• 25/05/2025 01:00

Siempre está soleado en Instagram

El mareo colectivo que representan las redes sociales para todos, desde artistas hasta miembros distinguidos de la sociedad, no me resulta envidiable. A pesar de que existen numerosos ejemplos constructivos e inspiradores del uso de la herramienta, al usarla confirmé que esa no suele ser la norma.

La maléfica trinidad de aprobación, inmediatez y distancia: en cada interacción en persona se cuela un caballo de Troya, escozor mental, una notificación. Nativos digitales y veteranos de la lectura, polos opuestos de la experiencia en línea, se amalgaman en la caja de Skinner a la que atribuyen infinitas bondades. Pecan del mismo prejuicio: entre más evolucione la tecnología, más rápido debemos adaptarnos a ella. Friccionando más cerca y a velocidad, acelerando una emisión de alivio a las frustraciones que conlleva el esfuerzo consciente de la plena experiencia humana, caemos en una sobredosis de dopamina. Más de todo, para ya y sin estrés.

Autores como Max Fischer (Las redes del caos), Jonathan Haidt (La transformación de la mente moderna) y Catherine L’Escuyer (Educar en el asombro) argumentan, desde diferentes ángulos, el perjuicio que representan estas herramientas en toda edad, fomentando la necesidad de inmediatez y la cultura de la apariencia que, en su peor expresión, parece más una bacanal que un ágora. Conquistar atención, capturar likes. Las ciencias y las relaciones se ahogan en el mismo agujero. Mortales comunes con ínfulas de autoridad desmienten a científicos y eruditos; hombres y mujeres, inquietos por su paz y comodidad, se mueven subrepticiamente por los perfiles de posibles conquistas. Siempre hay algo mejor que lo que ya se tiene. Novedad, fantasía, baladí.

La nueva carta de presentación ya no es una sonrisa. Es la perfección física y escapar de la realidad. Algunos alaban el fitness de carcasa y no de salud global, filtros artificiales, thirst trap, todo merece una imagen: ya nadie muestra ojeras de esfuerzo, toda mañana es “café y buenas vibras”, posar y filtrar. Irónico, muchos referentes de esta patológica tendencia son presa de perenne ansiedad, pánico, alergia a la incertidumbre, intolerancia a la opinión ajena, disidentes de responsabilidad, una selfie diaria con un pie de foto de “hice mi mejor esfuerzo”, defensores de ideologías con más entusiasmo que conocimiento, una indefensión casi infantil ante las exigencias de la vida adulta.

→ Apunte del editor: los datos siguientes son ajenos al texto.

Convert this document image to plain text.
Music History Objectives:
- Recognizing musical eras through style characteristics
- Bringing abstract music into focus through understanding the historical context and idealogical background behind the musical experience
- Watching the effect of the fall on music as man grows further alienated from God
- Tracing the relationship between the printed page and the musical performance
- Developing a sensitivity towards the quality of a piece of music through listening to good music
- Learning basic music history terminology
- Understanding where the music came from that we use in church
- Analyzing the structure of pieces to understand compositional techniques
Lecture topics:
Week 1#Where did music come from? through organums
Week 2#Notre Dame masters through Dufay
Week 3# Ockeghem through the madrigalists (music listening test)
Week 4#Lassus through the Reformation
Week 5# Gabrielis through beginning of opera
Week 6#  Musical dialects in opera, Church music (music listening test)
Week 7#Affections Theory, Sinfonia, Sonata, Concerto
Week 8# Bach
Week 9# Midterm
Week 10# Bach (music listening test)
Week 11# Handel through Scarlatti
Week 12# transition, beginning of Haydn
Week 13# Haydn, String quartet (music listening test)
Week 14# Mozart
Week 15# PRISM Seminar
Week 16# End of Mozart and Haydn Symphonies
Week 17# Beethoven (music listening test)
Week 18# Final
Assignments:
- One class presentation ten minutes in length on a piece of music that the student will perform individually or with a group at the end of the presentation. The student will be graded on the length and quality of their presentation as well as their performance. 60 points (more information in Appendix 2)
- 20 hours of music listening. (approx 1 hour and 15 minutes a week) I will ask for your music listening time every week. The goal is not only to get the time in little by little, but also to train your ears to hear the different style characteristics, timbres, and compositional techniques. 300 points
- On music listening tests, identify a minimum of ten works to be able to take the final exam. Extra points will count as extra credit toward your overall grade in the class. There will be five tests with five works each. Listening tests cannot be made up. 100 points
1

Hace años queríamos saber qué estaba haciendo internet con nuestras mentes (Nicholas Carr; The Shallows), ahora preferimos no saberlo. La ilusión de control de las redes tiene una falla: no son productos creados para uso racional, son insolentes sonajeros para distracción, botones de acción, contenido cautivador, un cuadrilátero en el que se fomenta la polarización de opiniones. Extrapolando este fenómeno a la interacción sincrónica o presencial, ya nada es tan importante como lo que acaba de salir en un “reel”.

Por más bondades que las redes ofrezcan, tal vez sean los emprendedores, negocios y asociaciones de interés benéfico y social los únicos que tienen provecho real de su uso. Al resto de los mortales que solo ventilan su vida, carrera y demás futilidad: tú eres el producto. Conviene revisar nuestra relación con esta fuente de recompensa inmediata que luego nos sume en una apatía ante el aquí y el ahora y una falsa creencia de que siempre nos estamos perdiendo de algo mejor. Un abordaje más sano sería evitar consumo pasivo, cuantificar el tiempo de uso y no desperdiciar esfuerzo en comentarios, pies de fotos ni decoración de galerías.